Yasağın, Audrey Hepburn tarzında moda ifadeleri olarak başörtüsü seçen kadınlar için de geçerli olup olmayacağı belirsiz.

Bayan Le Pen, yasağın uygulanmasında ve başörtüsü takan kadınlara para cezası verilmesinde emniyet kemeri kullanımından daha fazla zorluk olmayacağını söyledi.

Bu tür yorumlar Müslüman seçmenleri Bayan Le Pen’den uzaklaştırıyorsa, ikinci turda onları Bay Macron’u desteklemeye de yönlendirecekleri açık değildir. Bay Mélenchon için aralarında Müslümanlar da bulunan ilk tur seçmenlerin çoğu 24 Nisan’da çekimser kalacaklarını söyledi.




Macron, Hashtag Ambition’ın kurucusu ve iletişim koçu Sara El Attar, Macron’un başörtüsünün kadın erkek ilişkilerine zarar verdiğini öne süren yorumlarının, başörtüsü takmayı seçen Müslüman bir kadın olarak onu kızdırdığını söyledi.

Fransız kadınları “son yıllarda hiçbir lider bu adaletsizliği kınamaya tenezzül etmeden basit bir başörtüsü için cezalandırıldı” dedi.

Din özgürlüğü konusundaki tartışmayı daha da kızdıran Bayan Le Pen, helal ve koşer eti üretimi için gerekli olan hayvanların ritüel olarak kesilmesini yasaklayacağına söz verdi, bu, Bay Macron tarafından “Fransa’nın ” Müslümanlar ve Yahudiler dinlerinin emrettiği gibi yemek yiyemezlerdi.”



Fransa’nın Anglet kentinde Cumartesi günü kampanya afişleri. Kredi… Bob Edme/Associated Press


(

Fransa Hahambaşısı Haïm Korsia ve İsrail Merkez Birliği Başkanı Elie Korchia, geçen hafta yaptıkları ortak açıklamada, böyle bir önlemin hem Yahudiler hem de Müslümanlar için “özgür spora ciddi bir saldırı olacağını” söyledi. Anayasamızın temeli olan dinin Seçmenleri Bay Macron’u desteklemeye çağırdılar.

Fransız Camiler Birliği başkanı Mohammed Moussaoui, ritüel katliamın Anayasa tarafından garanti edilen “din özgürlüğünün bir yönü” olduğunu söyledi. Le Pen’i kınarken Müslümanların hangi yöne oy vermesi gerektiğini söylemedi.

Pertuis’te Bayan Le Pen’in karşısına çıkan kadın, babasının 15 yıldır Fransız ordusunda görev yaptığını kaydetti. Birinci Dünya Savaşı’nın en yıkıcı savaşlarından birine sahne olan Verdun’daki devasa mezarlıkta, Fransa için savaşırken ölen Fransız Müslümanlar için koca bir bölüm var.

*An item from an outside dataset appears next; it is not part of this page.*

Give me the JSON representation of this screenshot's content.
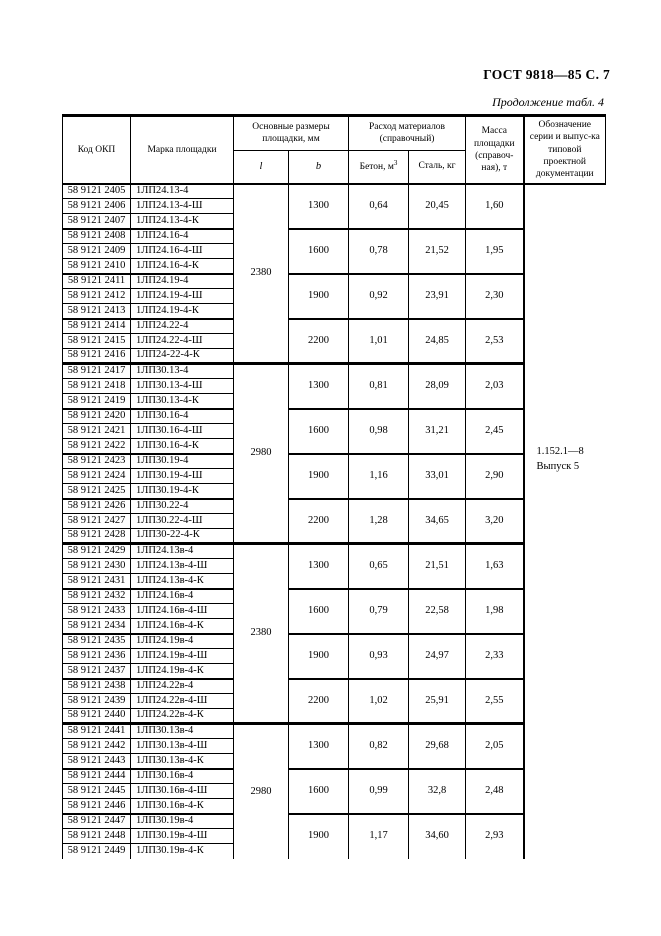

İslam’ın Fransa’daki yeri hakkındaki tartışmalar şiddetlenirken, bu askerlik hizmeti nadiren hatırlanır, öyle ki şu anda sert bir şekilde ortadan kaldırılan Éric Zemmour’un konumu- İslam ve Fransa’nın basitçe “uyumsuz” olduğunu savunan doğru aday – ilk turda neredeyse 2,5 milyon oy aldı.

Takipçilerini ikinci turda Bayan Le Pen’e oy vermeye çağırdı.

Aurelien Breeden raporlamaya katkıda bulundu.